This is my attempt. I am not sure as for its plausibility.
$Attempt$: Let $G$ be a group of order $185$. Then $G=185=5\cdot 37$. The $Sylow-p$ subgroups are unique and normal and therefore $G$ is nilpotent and so $G=P_1\times P_2$ where $P_1$ is the $Sylow-5$ normal subgroup while $P_2$ is the other. Since $5$ and $37$ are prime then $P_1$ and $P_2$ are cyclic. Is a product of cyclic groups a cyclic group? By what I know so far, $G$ is either isomorphic to $\Bbb{Z}_5\times \Bbb{Z}_{37}$ or to $\Bbb{Z}_{185}$ but $\Bbb{Z}_5\times \Bbb{Z}_{37}$ is isomorphic to $\Bbb{Z}_{185}$ because $(5,37)=1$ then what does it mean?? I am so confused...

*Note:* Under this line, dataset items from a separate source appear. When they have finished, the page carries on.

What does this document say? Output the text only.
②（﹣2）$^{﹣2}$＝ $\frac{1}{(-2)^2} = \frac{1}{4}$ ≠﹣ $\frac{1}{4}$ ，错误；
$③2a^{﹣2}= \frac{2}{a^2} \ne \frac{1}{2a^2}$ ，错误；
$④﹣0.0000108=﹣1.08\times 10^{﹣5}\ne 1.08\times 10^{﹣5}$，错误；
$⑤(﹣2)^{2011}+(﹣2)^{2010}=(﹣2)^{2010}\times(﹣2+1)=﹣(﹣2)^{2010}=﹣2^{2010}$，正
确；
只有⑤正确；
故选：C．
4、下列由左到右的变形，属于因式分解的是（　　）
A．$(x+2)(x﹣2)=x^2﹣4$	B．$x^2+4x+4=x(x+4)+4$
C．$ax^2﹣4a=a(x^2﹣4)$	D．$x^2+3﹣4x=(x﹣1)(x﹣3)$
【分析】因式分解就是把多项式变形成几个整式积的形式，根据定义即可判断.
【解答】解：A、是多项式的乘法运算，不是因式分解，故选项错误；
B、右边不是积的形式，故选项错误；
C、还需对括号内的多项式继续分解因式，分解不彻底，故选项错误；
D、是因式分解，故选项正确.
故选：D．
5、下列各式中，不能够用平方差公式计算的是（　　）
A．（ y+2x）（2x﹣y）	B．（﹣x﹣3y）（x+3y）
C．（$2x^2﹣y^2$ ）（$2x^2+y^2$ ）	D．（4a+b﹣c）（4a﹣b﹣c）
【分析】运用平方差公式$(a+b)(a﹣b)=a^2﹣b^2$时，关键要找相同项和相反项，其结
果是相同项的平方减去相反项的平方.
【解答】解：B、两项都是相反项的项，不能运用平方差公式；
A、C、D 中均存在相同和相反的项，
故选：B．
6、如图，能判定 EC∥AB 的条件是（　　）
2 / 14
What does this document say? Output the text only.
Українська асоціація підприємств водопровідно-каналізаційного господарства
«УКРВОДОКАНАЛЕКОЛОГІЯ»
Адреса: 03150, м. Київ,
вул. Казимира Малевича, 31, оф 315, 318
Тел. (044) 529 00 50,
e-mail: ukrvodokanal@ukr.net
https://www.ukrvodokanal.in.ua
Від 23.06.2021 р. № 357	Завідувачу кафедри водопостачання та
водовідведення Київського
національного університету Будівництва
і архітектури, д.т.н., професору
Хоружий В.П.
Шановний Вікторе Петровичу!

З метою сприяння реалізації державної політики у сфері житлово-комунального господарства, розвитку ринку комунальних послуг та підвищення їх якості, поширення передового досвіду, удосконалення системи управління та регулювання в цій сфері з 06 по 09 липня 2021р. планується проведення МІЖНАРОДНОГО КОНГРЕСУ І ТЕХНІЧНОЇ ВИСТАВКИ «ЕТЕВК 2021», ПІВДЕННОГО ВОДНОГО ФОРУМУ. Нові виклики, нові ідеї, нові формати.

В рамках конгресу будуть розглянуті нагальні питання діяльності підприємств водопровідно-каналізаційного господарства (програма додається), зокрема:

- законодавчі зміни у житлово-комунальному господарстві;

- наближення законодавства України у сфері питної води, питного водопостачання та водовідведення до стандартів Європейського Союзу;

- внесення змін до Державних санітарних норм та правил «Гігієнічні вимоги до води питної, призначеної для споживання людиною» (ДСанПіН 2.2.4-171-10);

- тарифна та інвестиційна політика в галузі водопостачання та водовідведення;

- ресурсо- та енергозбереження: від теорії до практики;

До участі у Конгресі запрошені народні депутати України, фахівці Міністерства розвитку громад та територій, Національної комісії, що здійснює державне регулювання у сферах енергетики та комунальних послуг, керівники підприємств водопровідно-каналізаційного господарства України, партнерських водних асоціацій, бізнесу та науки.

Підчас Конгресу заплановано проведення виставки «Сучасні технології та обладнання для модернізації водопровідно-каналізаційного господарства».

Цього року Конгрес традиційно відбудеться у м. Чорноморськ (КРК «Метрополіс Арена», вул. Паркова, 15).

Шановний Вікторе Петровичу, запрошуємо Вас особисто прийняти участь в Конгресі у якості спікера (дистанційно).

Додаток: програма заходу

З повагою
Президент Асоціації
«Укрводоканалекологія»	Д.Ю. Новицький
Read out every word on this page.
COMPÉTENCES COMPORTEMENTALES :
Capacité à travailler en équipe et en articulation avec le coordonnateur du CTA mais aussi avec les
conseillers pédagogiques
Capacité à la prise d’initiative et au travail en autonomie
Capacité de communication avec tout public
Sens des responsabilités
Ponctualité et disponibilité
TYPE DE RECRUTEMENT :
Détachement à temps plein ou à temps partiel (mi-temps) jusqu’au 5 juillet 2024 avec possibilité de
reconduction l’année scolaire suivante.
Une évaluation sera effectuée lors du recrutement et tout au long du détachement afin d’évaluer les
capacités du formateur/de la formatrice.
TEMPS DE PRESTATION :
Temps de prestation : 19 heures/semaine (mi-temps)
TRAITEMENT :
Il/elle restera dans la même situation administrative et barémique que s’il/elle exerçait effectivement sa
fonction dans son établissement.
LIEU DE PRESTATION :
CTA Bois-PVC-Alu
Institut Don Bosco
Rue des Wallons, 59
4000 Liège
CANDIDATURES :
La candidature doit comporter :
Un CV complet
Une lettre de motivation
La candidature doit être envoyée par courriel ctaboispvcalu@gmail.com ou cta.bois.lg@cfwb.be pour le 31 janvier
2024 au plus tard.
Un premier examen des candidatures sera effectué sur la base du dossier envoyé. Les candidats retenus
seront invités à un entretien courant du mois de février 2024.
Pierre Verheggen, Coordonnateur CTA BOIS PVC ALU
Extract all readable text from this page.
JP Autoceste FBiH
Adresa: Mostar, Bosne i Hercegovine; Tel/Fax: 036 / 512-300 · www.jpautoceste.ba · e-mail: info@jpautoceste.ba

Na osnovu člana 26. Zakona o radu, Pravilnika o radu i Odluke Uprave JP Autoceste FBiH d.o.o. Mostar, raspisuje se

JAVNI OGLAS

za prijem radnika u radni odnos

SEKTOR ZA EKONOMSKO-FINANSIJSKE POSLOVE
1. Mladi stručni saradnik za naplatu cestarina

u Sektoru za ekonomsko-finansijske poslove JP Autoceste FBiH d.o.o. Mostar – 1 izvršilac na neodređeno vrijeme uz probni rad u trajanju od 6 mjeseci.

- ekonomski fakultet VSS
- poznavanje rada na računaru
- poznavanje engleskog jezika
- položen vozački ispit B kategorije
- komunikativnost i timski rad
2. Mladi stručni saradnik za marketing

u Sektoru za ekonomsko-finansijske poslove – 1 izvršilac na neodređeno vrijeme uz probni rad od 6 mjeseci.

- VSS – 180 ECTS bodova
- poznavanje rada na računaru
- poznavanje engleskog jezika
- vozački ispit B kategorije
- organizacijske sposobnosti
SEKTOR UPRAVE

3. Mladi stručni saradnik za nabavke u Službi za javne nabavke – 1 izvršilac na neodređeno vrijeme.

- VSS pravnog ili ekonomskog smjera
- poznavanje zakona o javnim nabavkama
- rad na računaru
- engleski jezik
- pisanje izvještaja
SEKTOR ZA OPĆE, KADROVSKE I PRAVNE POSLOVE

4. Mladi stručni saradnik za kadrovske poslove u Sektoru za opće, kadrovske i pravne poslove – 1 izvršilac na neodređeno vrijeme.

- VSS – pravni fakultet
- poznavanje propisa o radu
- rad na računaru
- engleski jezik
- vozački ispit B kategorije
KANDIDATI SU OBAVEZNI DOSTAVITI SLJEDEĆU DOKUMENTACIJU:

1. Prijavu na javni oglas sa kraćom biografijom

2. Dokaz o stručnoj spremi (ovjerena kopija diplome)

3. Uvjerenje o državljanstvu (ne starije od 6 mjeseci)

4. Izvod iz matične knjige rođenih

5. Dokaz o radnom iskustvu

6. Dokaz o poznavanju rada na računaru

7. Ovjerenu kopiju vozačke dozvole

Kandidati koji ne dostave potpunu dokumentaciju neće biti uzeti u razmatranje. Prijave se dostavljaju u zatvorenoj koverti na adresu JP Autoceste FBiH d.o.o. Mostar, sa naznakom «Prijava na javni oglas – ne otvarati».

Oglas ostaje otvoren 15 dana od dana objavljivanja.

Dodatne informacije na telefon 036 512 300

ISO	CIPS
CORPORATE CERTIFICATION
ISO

As you said the $37$ group is normal, hence $$G=\mathbb{Z}_{37}\rtimes \mathbb{Z}_5.$$ Now since $|Aut(\mathbb{Z}_{37})|=36$, there are no elements of order $5$ there hence the action is trivial and $$G=\mathbb{Z}_{37}\times \mathbb{Z}_5.$$ Which is cyclic.